Sonora is playing Katella in the second round of the playoffs, and Rosander is leading off the top of the fourth inning. The score is tied, 1-1.
After taking a ball low, Rosander hits a high chopper to second base. He beats the throw to first.
The young boy high-fives his friend.
“Good job, Jake!” he yells.
Rosander scores later in the inning, giving Sonora a lead to which it would later add. Though threatened in the bottom of the seventh, Sonora wins, 5-2, advancing to the Division 4 quarterfinals a third consecutive year.
Rosander finishes the game with a single, a run scored, a walk and two strikeouts. Marginal numbers. Disappointing, even.

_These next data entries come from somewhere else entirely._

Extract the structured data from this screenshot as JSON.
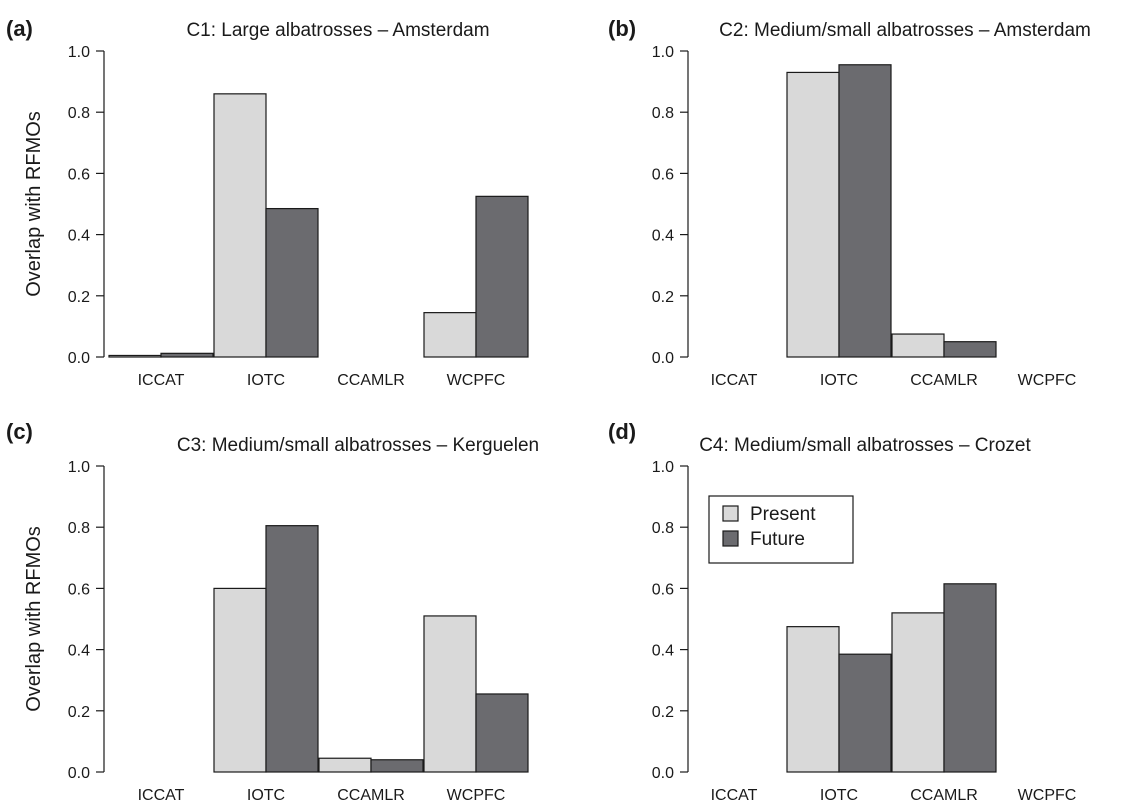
{
  "figure": {
    "ylabel": "Overlap with RFMOs",
    "legend": [
      {
        "label": "Present",
        "color": "#d9d9d9"
      },
      {
        "label": "Future",
        "color": "#6b6b6f"
      }
    ]
  },
  "chart_data": [
    {
      "type": "bar",
      "panel": "(a)",
      "title": "C1: Large albatrosses – Amsterdam",
      "categories": [
        "ICCAT",
        "IOTC",
        "CCAMLR",
        "WCPFC"
      ],
      "series": [
        {
          "name": "Present",
          "values": [
            0.005,
            0.86,
            0.0,
            0.145
          ]
        },
        {
          "name": "Future",
          "values": [
            0.012,
            0.485,
            0.0,
            0.525
          ]
        }
      ],
      "ylabel": "Overlap with RFMOs",
      "ylim": [
        0,
        1.0
      ],
      "yticks": [
        "0.0",
        "0.2",
        "0.4",
        "0.6",
        "0.8",
        "1.0"
      ],
      "grid": false
    },
    {
      "type": "bar",
      "panel": "(b)",
      "title": "C2: Medium/small albatrosses – Amsterdam",
      "categories": [
        "ICCAT",
        "IOTC",
        "CCAMLR",
        "WCPFC"
      ],
      "series": [
        {
          "name": "Present",
          "values": [
            0.0,
            0.93,
            0.075,
            0.0
          ]
        },
        {
          "name": "Future",
          "values": [
            0.0,
            0.955,
            0.05,
            0.0
          ]
        }
      ],
      "ylabel": "",
      "ylim": [
        0,
        1.0
      ],
      "yticks": [
        "0.0",
        "0.2",
        "0.4",
        "0.6",
        "0.8",
        "1.0"
      ],
      "grid": false
    },
    {
      "type": "bar",
      "panel": "(c)",
      "title": "C3: Medium/small albatrosses – Kerguelen",
      "categories": [
        "ICCAT",
        "IOTC",
        "CCAMLR",
        "WCPFC"
      ],
      "series": [
        {
          "name": "Present",
          "values": [
            0.0,
            0.6,
            0.045,
            0.51
          ]
        },
        {
          "name": "Future",
          "values": [
            0.0,
            0.805,
            0.04,
            0.255
          ]
        }
      ],
      "ylabel": "Overlap with RFMOs",
      "ylim": [
        0,
        1.0
      ],
      "yticks": [
        "0.0",
        "0.2",
        "0.4",
        "0.6",
        "0.8",
        "1.0"
      ],
      "grid": false
    },
    {
      "type": "bar",
      "panel": "(d)",
      "title": "C4: Medium/small albatrosses – Crozet",
      "categories": [
        "ICCAT",
        "IOTC",
        "CCAMLR",
        "WCPFC"
      ],
      "series": [
        {
          "name": "Present",
          "values": [
            0.0,
            0.475,
            0.52,
            0.0
          ]
        },
        {
          "name": "Future",
          "values": [
            0.0,
            0.385,
            0.615,
            0.0
          ]
        }
      ],
      "ylabel": "",
      "ylim": [
        0,
        1.0
      ],
      "yticks": [
        "0.0",
        "0.2",
        "0.4",
        "0.6",
        "0.8",
        "1.0"
      ],
      "grid": false,
      "legend_position": "top-left"
    }
  ]
}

“It’s frustrating,” he’d said the previous week. “I’m so competitive, and because I’m so competitive, I don’t want to fail. If I go 1 for 3, I want more than that. Baseball keeps you wanting more. You’re never satisfied.”
Rosander recently signed his National Letter of Intent to play baseball next year at Brown University. He maintained a 4.3 GPA his senior year with classes such as Advanced Placement calculus and science. He has taken AP classes all four years of high school.
“It forces you to study,” he said of the curriculum. “If you do your homework and work hard, you’ll get good grades. It’s as easy as that.”
Rosander leaves for Rhode Island in September, but he’ll train individually and play enough travel ball “to stay fresh” in the summer.
Like Chandler, his former teammate, before him, Rosander is mentoring underclassmen, sharing tidbits of advice with sophomores and juniors that he wishes he'd received earlier in his career.
His legacy, as a result, will live through the next generation of Sonora ballplayers.
“He’s been a joy to have in the program,” Tellers said. “He’s been fun to watch. We want him to go out with a successful season, to send him off on a nice note. You hate to see him leave.”